Title : Analysis and understanding of the evaluation of automatic speech
recognition systems: towards metrics integrating human perception.
Date: Friday January 17 at 2:00 pm
Place : Amphithéâtre du bâtiment 34, LS2N, Campus Lombarderie, 2 chemin de la
Houssinière 44000 Nantes.
The defense will be presented in French.
Abstract :
Today, word error rate remains the most widely used metric for
evaluating automatic speech recognition (ASR) systems. However, this
metric has limitations in terms of correlation with human perception and
focuses only on spelling preservation. In this thesis, we propose
alternative metrics that can evaluate spelling, but also grammar,
semantics or phonetics.
To analyze the ability of these metrics to reflect transcript quality
from the user’s point of view, we built up a dataset named HATS,
annotated by 143 French-speaking subjects. Each annotator examined 50
triplets, made up of a manual reference transcription and two hypotheses
from different ASR systems, to determine which hypothesis was, in their
opinion, the most faithful.
By calculating the number of times a metric agrees with the annotators’
choices, we obtain a measure of its correlation with human perception.
This corpus can thus be used to rank different metrics according to the
judgment of a human reader. Our results show that SemDist, a metric
based on BERT’s semantic representations for comparing two sentences, is
the most relevant for evaluating transcriptions from a perceptual point
of view. Conversely, word error rate is one of the worst performers,
raising questions about its systematic use as the sole metric, while
other promising alternatives are largely neglected.

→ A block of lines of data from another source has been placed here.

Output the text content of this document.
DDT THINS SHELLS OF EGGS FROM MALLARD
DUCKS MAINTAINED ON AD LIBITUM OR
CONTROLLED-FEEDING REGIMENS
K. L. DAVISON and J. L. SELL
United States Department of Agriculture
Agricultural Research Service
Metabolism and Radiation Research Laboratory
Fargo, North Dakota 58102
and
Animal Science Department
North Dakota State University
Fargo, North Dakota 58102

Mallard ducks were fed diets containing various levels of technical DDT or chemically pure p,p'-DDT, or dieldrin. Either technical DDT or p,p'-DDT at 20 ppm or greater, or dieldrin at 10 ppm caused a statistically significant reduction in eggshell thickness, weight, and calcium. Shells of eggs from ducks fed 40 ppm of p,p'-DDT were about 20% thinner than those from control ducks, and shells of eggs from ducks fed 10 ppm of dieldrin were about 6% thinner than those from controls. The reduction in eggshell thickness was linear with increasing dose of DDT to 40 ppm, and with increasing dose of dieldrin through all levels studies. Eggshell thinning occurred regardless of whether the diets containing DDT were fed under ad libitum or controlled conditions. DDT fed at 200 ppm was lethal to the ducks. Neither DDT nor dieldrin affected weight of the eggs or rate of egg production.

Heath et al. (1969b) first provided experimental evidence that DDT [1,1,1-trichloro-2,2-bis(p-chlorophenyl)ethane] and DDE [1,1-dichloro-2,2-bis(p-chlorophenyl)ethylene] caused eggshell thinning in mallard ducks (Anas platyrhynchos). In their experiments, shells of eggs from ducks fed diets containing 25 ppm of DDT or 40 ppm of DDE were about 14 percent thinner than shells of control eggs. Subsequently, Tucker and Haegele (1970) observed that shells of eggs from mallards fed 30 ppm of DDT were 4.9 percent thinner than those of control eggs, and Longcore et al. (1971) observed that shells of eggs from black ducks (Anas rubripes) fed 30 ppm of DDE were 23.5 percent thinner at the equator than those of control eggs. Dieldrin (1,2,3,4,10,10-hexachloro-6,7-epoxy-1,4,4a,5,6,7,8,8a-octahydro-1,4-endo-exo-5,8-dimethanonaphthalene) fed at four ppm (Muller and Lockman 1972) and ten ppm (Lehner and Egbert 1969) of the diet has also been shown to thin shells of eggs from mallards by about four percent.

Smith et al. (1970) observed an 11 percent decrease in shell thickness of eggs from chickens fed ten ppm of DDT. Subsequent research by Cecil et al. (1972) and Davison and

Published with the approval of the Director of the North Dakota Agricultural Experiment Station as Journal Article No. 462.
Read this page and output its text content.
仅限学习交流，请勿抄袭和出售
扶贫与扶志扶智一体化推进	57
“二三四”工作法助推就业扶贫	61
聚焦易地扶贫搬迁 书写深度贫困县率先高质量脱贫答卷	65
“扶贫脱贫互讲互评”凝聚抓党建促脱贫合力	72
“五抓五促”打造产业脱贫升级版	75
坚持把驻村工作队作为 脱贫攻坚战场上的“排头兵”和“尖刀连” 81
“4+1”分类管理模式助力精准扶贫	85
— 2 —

We have also investigated the impact of several hyperparameters of ASR
systems, such as hypothesis rescoring with language models, tokenization
and the use of SSL modules. In addition to the qualitative analysis of
these parameters, our research reveals that each metric evaluates
different aspects of the systems, and that the metrics do not always
converge in their ranking of the systems. This disparity, combined with
the limitations of the word error rate, justifies the use of several
metrics for a more refined evaluation.
Finally, we propose an innovative approach to making semantic metrics
more interpretable. These metrics currently simply provide raw scores
based on cosine similarities between semantic representations, making
error interpretation difficult. In order to make these metrics more
accessible, we have developed a method called minED, which aims to
improve the comprehensibility and transparency of ASR system evaluation,
taking into account semantic aspects as well as human perception. In
addition, a variant of this method evaluates the severity of each error
for the overall comprehension of a sentence, thus offering valuable
information not only on system errors, but also on the operation of the
metrics themselves.